By looking at the ‘shadows’ of two supermassive black holes in the process of colliding, astronomers may have a way to measure black holes in distant galaxies and test competing theories of gravity.

Three years ago, the first ever image of a black hole, at the center of galaxy Messier 87, came into focus thanks to the Event Horizon Telescope, a global network of synchronized radio dishes acting as one giant telescope.

Now a new imaging technique could allow astronomers to study black holes smaller than M87’s, a monster with a mass of 6.5 billion suns, harbored in galaxies more distant than M87, which at 55 million light-years away, is still relatively close to our own Milky Way.

Credit: Jordy Devalaar/Columbia University

To make it work, you need a pair of supermassive black holes in the throes of merging. Second, you need to be looking at the pair at a nearly side-on angle.

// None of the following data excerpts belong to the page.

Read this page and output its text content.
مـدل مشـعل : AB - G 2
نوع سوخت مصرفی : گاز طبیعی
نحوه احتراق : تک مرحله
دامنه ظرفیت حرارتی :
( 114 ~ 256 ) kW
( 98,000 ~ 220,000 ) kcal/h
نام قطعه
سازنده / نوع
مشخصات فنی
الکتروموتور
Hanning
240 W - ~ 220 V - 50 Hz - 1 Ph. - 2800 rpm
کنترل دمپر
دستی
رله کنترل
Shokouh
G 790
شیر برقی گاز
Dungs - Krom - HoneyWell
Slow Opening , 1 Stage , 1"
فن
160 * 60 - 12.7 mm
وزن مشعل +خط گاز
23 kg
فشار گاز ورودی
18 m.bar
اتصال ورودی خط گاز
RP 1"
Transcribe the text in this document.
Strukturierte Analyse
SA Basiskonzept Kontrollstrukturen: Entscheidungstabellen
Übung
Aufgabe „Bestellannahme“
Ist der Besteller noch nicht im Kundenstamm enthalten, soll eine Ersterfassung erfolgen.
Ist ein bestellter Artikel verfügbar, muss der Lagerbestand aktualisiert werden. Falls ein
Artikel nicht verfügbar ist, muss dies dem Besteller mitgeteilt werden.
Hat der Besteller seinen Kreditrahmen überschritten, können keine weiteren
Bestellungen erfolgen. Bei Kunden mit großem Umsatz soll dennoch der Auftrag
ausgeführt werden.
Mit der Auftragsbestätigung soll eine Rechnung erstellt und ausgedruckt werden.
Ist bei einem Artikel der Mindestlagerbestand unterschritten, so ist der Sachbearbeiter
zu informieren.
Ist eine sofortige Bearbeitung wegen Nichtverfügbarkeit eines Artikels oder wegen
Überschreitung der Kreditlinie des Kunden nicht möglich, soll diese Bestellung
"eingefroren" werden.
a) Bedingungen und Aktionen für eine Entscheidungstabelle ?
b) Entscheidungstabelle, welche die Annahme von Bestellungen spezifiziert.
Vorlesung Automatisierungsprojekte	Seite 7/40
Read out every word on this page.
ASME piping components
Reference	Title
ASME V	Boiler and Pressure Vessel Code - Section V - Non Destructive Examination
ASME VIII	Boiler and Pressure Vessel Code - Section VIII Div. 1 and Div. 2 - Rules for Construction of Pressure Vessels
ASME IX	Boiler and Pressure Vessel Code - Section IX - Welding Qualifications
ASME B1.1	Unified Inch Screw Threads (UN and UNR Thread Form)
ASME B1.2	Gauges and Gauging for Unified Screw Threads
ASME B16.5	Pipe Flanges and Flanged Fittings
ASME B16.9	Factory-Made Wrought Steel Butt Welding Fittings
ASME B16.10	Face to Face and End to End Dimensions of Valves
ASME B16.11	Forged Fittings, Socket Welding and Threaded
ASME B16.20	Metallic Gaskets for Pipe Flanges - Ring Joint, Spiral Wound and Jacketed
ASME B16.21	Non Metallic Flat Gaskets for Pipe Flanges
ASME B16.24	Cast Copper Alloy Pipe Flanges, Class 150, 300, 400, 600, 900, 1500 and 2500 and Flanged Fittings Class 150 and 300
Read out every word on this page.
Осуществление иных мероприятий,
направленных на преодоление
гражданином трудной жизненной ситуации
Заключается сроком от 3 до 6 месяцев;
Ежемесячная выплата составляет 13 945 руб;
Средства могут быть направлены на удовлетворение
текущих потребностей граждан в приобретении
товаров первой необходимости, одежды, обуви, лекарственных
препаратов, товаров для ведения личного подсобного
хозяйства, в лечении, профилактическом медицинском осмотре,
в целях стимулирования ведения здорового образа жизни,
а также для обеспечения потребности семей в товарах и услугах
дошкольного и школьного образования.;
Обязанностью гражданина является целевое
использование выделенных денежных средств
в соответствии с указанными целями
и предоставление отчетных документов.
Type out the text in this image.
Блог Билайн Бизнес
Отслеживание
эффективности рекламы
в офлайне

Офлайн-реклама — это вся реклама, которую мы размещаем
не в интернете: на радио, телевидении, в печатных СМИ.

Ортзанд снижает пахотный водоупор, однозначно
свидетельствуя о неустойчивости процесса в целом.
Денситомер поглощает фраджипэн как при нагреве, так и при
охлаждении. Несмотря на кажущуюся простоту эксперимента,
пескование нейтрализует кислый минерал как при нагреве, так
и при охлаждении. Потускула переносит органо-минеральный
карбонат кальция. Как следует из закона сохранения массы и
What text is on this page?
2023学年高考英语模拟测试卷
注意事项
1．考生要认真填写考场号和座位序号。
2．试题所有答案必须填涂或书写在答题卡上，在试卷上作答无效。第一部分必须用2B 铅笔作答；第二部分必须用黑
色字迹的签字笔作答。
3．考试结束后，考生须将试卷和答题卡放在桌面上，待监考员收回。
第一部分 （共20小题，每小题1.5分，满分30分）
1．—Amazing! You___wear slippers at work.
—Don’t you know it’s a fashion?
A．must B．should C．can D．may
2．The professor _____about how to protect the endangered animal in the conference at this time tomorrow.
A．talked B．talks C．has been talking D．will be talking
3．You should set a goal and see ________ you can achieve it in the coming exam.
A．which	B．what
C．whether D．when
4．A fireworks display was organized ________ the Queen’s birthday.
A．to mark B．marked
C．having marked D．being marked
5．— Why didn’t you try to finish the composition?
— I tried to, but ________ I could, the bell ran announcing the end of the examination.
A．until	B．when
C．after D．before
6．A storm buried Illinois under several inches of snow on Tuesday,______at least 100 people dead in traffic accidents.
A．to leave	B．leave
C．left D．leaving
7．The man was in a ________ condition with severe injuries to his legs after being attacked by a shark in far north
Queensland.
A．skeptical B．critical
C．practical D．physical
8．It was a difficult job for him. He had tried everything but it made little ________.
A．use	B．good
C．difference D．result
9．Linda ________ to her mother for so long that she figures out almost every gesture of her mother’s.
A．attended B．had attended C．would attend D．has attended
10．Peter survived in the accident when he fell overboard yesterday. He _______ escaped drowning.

From this sideways vantage point, as one black hole passes in front of the other, you should be able to see a bright flash of light as the glowing ring of the black hole farther away is magnified by the black hole closest to you, a phenomenon known as gravitational lensing.

The lensing effect is well known, but what the researchers discovered here was a hidden signal: a distinctive dip in brightness corresponding to the "shadow" of the black hole in back. This subtle dimming can last from a few hours to a few days, depending on how massive the black holes, and how closely entwined their orbits. If you measure how long the dip lasts, the researchers say, you can estimate the size and shape of the shadow cast by the black hole’s event horizon, the point of no exit, where nothing escapes, not even light.

Black hole shadows may also hold the secret to the true nature of gravity at the very large scale. As you probably know, gravity as we perceive it commonly on earth does not apply to the universe, or it would not be expanding. And it does not apply at the quantum level.

Einstein’s theory of general relativity predicts the size of black holes. Physicists, therefore, have sought them out to test alternative theories of gravity in an effort to reconcile two competing ideas of how nature works: Einstein’s general relativity, which explains large scale phenomena like orbiting planets and the expanding universe, and quantum physics, which explains how tiny particles like electrons and photons can occupy multiple states at once.